The internal model principle of control theory states that algorithms designed to perfectly reject input signals must contain a model of that input.

Feedback control that adheres to this internal model principle has led to the development of harmonic cancellation algorithms and even more complex repetitive controllers.

How are they useful?

Periodic disturbances are commonplace in precision motion control applications; any oscillatory or rotational motion generates some periodic error in both the active and ancillary motion axes. Harmonic cancellation algorithms, when properly applied, give control system engineers an additional tool that is both effective and easily analyzed with common frequency domain techniques — to eliminate tracking errors in precision motion systems. They apply when either the servo command or disturbance is largely periodic — for example, in machine tools, data storage systems, and sensor testing.

Because controls that adhere to the internal model principle contain models of system input, harmonic cancellation algorithms contain periodic signal generators. When combined with a well-tuned conventional controller, these algorithms become useful tools for servo system designers.

Internal model principle

The internal model principle of control theory is a deceptively simple yet powerful concept. First formalized in the mid-1970s, it requires that an algorithm contain a generator (or model) of any input signal that is to be tracked with identically zero steady-state error.

Fig. 1 illustrates the concept with a block diagram. For zero error between the commanded reference and measured signals, the control algorithm must be capable of self-generating this signal in the absence of any further input.

The most familiar application of the internal model principle is the use of an integrator I term in common PID controllers.

Consider the case of a linear-motor-driven positioning stage modeled as a free mass with a control force applied to it: Proportional and derivative control alone are sufficient to stabilize the system, but any constant disturbance force (due to the process, gravity, cables, and so on) requires some error between the reference and measured positions for the spring-like proportional control term to generate an output.

A constant disturbance is modeled as a step input with a Laplace transform of 1/s.
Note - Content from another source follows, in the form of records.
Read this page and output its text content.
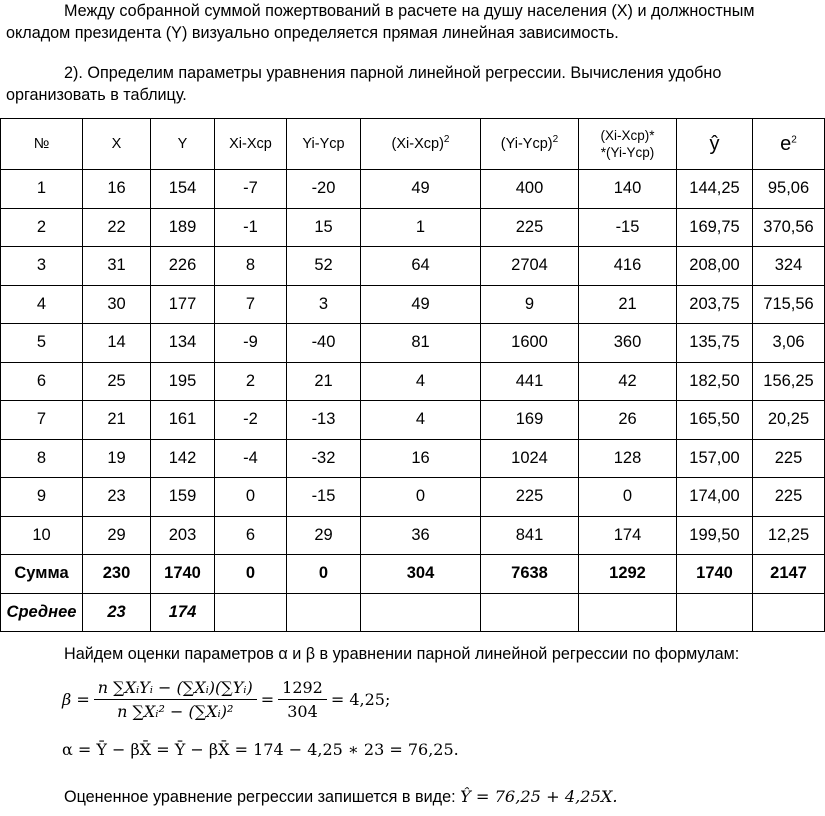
Между собранной суммой пожертвований в расчете на душу населения (X) и должностным окладом президента (Y) визуально определяется прямая линейная зависимость.
2). Определим параметры уравнения парной линейной регрессии. Вычисления удобно организовать в таблицу.
№	X	Y	Xi-Xср	Yi-Yср	$(Xi-Xср)^2$	$(Yi-Yср)^2$	(Xi-Xср)*
*(Yi-Yср)	ŷ	$e^2$
1	16	154	-7	-20	49	400	140	144,25	95,06
2	22	189	-1	15	1	225	-15	169,75	370,56
3	31	226	8	52	64	2704	416	208,00	324
4	30	177	7	3	49	9	21	203,75	715,56
5	14	134	-9	-40	81	1600	360	135,75	3,06
6	25	195	2	21	4	441	42	182,50	156,25
7	21	161	-2	-13	4	169	26	165,50	20,25
8	19	142	-4	-32	16	1024	128	157,00	225
9	23	159	0	-15	0	225	0	174,00	225
10	29	203	6	29	36	841	174	199,50	12,25
Сумма	230	1740	0	0	304	7638	1292	1740	2147
Среднее	23	174							
Найдем оценки параметров α и β в уравнении парной линейной регрессии по формулам:
$\beta = \frac{\text{n ∑XᵢYᵢ − (∑Xᵢ)(∑Yᵢ)}}{\text{n ∑Xᵢ² − (∑Xᵢ)²}} = \frac{1292}{304} = 4,25$;
α = Ȳ − βX̄ = Ȳ − βX̄ = 174 − 4,25 ∗ 23 = 76,25.
Оцененное уравнение регрессии запишется в виде: Ŷ = 76,25 + 4,25X.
Adding this term, an integrator, to the control algorithm allows output to grow to a constant value as required to cancel the disturbance and achieve zero steady-state error.

Though the internal model principle is very general, specific expressions of it are frequently used in precision motion control applications. Any input (whether a command trajectory or a disturbance) that repeats with some known regularity can be addressed with a controller that contains a periodic signal generator. (We'll discuss these repetitive controllers shortly.) If inputs are frequency-limited, they can be represented as a summation of sinusoids; then they are addressed with harmonic cancellation algorithms that apply the internal model principle with a series of oscillators in the control algorithm.

Repetitive controllers

The presence of a periodic signal generator in the feedback control algorithm satisfies the internal model principle and allows for perfect tracking of periodic commands and perfect rejection of periodic disturbances. Called repetitive control, these algorithms were first defined in the early 1980s, and the internal model principle was the basis for this “controller for repetitive operation.”

A delay element in the feedback loop of a continuous-time control algorithm satisfies the internal model principle for periodic inputs, but effectively contains a high (theoretically infinite) number of oscillators to replicate an arbitrary periodic input.

Originally, developers used a controller with a delay element in the feedback loop to form a periodic signal generator. However, in the continuous-time domain, the time delay element corresponded to a controller with an infinite number of marginally stable poles. (See Fig. 2.)